Background: Many clinicians do not comply with guidelines regarding antimicrobial resistance (AR). In response, the Centers for Disease Control and Prevention developed a national Campaign to Prevent Antimicrobial Resistance in Healthcare Settings that presents 4 strategies and 12 evidence-based steps.
Methods: To assess clinicians' perceptions of AR, barriers and facilitators to preventing AR, and how best to reach clinicians, a questionnaire and 4 focus groups were conducted after presentation of the Campaign at 4 Pittsburgh Regional Healthcare Initiative hospitals.

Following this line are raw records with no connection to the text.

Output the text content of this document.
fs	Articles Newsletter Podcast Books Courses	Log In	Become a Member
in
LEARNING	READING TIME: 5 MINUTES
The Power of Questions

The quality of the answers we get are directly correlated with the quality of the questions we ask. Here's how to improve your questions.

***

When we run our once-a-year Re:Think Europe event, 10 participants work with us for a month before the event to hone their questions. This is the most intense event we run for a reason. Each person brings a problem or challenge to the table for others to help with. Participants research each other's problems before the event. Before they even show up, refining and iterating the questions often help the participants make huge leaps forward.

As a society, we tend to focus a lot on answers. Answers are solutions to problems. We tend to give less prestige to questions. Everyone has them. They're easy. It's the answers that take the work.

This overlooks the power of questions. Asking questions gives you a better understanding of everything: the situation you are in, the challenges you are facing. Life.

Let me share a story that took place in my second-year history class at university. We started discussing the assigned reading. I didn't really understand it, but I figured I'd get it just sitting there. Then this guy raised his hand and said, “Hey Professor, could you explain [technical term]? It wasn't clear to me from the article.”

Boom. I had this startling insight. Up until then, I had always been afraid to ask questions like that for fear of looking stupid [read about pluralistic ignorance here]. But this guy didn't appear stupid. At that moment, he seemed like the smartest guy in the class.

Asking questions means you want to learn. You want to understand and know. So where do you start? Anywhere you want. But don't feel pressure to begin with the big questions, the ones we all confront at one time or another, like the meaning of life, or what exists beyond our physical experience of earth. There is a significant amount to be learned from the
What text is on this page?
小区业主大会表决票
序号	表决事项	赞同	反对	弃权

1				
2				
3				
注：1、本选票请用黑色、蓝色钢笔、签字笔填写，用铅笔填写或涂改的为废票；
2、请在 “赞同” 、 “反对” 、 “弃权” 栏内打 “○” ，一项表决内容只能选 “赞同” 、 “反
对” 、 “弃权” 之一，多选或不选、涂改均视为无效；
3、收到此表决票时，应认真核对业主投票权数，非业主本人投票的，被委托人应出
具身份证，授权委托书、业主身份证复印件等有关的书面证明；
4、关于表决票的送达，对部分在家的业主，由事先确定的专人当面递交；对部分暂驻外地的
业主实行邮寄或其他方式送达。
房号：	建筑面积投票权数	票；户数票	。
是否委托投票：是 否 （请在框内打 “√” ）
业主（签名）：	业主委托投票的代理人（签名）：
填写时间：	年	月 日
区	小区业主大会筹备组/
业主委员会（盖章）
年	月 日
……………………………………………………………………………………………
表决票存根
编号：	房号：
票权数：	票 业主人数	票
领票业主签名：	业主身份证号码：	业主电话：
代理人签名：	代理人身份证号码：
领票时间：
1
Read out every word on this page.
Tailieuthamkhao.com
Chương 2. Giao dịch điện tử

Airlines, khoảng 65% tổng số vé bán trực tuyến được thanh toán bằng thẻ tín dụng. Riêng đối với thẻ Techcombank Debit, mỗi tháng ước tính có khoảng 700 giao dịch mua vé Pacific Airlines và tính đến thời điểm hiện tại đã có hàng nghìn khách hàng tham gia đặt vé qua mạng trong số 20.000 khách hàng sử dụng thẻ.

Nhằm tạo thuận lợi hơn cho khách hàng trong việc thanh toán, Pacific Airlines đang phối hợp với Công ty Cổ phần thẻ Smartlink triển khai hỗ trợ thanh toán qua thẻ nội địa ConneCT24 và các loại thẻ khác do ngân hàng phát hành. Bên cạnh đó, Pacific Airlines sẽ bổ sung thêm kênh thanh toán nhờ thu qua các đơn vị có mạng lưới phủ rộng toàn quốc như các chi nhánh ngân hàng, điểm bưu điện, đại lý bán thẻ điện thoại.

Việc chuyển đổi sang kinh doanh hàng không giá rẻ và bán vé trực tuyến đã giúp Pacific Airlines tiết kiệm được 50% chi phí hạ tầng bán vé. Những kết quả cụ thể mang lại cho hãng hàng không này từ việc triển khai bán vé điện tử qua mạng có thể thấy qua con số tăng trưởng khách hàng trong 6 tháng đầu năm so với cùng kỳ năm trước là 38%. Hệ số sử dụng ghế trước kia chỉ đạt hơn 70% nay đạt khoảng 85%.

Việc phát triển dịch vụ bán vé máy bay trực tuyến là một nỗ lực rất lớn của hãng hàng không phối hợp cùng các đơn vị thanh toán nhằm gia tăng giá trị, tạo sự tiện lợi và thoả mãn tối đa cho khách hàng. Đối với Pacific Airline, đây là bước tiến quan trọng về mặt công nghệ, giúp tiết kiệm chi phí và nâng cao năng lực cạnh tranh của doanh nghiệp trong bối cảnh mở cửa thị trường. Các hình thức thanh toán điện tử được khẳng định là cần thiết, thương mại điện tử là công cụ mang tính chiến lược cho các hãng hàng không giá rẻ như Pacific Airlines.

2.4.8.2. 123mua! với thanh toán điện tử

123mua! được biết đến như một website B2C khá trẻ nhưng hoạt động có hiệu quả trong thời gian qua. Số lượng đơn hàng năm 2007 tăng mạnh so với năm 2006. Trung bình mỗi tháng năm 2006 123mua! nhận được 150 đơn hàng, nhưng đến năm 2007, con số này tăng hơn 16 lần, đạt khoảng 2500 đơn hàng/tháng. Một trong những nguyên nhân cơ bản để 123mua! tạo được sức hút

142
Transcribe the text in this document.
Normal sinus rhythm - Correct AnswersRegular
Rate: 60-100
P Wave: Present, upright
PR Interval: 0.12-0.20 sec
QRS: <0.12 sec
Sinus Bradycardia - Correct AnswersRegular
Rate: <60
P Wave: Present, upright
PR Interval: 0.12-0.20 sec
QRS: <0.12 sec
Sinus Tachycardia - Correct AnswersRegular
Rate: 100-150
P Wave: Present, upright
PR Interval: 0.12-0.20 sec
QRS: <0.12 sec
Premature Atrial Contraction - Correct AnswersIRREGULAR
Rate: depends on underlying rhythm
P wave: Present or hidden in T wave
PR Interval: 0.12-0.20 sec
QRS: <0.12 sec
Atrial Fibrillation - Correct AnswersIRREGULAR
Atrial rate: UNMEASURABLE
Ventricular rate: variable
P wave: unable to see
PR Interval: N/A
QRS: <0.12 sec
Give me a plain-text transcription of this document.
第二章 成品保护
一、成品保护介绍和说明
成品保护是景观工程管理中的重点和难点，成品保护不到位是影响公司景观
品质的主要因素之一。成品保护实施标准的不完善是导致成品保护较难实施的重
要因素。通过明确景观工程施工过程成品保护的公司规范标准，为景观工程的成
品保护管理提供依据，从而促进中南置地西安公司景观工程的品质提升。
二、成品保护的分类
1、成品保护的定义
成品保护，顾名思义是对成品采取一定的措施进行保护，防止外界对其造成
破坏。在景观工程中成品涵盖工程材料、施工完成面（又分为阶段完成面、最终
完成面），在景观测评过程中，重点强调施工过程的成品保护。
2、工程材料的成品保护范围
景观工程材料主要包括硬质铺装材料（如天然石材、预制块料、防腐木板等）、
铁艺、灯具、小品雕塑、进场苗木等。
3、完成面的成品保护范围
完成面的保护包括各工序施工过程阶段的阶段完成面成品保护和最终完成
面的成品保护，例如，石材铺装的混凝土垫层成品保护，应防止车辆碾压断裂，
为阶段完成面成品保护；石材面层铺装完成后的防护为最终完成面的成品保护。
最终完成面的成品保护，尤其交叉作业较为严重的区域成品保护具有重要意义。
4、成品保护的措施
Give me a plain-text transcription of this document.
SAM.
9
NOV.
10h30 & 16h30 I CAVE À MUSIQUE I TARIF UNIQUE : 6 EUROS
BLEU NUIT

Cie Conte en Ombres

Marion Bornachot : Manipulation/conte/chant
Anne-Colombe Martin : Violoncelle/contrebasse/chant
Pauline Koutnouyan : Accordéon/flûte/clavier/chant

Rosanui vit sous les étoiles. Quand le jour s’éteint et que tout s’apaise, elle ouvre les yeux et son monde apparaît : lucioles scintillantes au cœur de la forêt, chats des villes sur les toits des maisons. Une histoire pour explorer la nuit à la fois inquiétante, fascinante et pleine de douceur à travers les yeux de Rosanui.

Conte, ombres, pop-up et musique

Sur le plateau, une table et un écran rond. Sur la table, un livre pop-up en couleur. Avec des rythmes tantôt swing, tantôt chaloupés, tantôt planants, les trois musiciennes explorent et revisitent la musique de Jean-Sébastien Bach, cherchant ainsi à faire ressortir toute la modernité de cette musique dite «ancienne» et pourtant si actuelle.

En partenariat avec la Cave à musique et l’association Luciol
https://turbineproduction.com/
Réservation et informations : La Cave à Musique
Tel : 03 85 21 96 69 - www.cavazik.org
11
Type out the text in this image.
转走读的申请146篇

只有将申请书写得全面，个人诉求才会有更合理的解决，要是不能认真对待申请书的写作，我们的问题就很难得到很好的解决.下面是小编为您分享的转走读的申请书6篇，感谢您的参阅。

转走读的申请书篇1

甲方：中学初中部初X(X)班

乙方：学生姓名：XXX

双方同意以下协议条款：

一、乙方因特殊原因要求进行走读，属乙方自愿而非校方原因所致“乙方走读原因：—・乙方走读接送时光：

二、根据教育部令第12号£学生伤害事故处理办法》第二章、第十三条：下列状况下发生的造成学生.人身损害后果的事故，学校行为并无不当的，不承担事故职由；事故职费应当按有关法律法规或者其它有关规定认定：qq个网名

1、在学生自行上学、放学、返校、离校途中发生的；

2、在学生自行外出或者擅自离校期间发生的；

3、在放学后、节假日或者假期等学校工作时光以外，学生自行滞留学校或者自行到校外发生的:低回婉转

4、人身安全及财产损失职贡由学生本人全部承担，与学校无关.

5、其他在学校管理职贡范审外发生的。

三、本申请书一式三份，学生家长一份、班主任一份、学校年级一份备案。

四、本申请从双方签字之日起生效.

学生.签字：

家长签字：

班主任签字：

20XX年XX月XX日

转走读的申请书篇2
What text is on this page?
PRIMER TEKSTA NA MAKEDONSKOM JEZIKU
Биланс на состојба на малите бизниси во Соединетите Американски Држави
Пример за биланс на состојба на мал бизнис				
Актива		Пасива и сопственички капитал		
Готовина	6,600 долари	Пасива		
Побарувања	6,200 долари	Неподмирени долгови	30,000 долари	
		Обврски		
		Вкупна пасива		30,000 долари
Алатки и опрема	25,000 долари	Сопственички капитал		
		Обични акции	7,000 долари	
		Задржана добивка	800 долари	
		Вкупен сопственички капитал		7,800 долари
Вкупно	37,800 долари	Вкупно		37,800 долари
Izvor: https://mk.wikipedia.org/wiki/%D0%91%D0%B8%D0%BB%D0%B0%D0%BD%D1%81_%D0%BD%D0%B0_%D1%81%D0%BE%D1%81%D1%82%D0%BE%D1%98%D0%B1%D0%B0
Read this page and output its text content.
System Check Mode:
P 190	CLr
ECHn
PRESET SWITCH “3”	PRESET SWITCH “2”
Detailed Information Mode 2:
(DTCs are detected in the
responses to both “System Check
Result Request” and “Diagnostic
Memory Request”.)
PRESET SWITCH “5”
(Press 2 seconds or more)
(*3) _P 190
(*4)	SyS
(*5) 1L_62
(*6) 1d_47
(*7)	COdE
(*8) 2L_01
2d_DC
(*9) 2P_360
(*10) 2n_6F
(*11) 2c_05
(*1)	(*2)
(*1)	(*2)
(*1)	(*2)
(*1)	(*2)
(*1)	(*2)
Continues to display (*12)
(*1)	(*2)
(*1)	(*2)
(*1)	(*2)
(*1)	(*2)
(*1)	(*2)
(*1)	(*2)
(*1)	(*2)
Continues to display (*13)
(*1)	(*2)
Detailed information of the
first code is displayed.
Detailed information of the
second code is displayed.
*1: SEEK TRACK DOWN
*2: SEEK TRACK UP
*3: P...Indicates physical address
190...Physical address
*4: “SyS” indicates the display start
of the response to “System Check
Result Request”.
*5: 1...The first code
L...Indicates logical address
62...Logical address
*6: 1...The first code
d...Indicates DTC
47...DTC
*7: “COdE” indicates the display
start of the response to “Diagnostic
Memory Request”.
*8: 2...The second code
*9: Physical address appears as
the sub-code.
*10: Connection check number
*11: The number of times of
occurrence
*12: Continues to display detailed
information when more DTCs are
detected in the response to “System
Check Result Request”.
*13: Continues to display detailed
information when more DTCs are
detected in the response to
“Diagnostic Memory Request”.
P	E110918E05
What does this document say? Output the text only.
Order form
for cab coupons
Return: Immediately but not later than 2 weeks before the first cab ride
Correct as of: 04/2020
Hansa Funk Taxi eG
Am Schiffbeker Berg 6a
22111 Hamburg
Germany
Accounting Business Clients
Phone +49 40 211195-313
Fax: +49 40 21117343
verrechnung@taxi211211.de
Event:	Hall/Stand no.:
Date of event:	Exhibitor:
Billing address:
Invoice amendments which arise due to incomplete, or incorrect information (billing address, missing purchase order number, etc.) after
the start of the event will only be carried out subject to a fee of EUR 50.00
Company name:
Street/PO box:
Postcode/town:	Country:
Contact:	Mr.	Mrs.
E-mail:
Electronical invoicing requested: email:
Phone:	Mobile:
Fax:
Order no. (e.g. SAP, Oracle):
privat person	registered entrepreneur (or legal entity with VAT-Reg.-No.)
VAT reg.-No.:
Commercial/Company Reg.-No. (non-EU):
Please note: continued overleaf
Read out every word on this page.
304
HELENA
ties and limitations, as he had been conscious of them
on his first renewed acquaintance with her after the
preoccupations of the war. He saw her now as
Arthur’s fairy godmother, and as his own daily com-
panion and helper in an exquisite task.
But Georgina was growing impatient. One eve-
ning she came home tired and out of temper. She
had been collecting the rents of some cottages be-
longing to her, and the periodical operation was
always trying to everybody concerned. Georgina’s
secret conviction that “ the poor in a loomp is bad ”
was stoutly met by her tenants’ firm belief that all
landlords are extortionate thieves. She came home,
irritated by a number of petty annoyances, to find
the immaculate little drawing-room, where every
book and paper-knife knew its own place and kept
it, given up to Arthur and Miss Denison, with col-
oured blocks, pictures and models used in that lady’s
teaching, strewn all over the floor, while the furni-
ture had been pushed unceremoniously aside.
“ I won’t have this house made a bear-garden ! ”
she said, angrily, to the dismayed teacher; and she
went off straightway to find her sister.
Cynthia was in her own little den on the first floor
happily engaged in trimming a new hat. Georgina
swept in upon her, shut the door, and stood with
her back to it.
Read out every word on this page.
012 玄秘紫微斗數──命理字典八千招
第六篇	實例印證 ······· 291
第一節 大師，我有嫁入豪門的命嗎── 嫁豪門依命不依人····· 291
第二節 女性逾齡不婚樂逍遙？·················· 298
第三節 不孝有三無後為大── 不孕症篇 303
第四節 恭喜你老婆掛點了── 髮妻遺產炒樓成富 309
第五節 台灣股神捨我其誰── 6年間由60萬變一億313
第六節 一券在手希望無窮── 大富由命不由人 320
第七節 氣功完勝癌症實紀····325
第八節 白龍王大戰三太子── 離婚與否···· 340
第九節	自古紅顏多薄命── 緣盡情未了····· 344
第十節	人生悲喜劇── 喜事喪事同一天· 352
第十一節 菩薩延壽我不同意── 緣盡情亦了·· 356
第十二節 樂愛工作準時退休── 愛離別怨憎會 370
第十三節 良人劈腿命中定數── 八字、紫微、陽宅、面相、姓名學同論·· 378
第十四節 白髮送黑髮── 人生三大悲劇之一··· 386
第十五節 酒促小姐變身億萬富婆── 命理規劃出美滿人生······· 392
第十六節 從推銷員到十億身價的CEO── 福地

Results: One hundred seventeen clinicians completed the questionnaire; 28 participated in the focus groups. Clinicians were significantly more likely to perceive that AR was a problem nationally than in their own institution (95% vs 77%; P<.001) or practice (95% vs 65%; P =.002), consistent with focus group results (93% nationally vs 46% institution or practice). The 3 Campaign steps with the most barriers to implementation were "Treat infection, not colonization" (35%), "Stop treatment when infection is cured or unlikely" (35%), and "Practice antimicrobial control" (33%). Clinicians in the focus groups cited the additional barriers of the health care culture, lack of knowledge, and the nursing shortage; facilitators included education, information technology, and consults. Computer programs, posters, and local data were suggested for reaching clinicians about AR.
Conclusions: Clinicians perceive AR to be a complex national problem but less relevant to their own institution or practice. Providing clinicians with information and steps for preventing AR, as in the Campaign, may affect their perceptions of the problem and motivate them to take actions to ensure patient safety.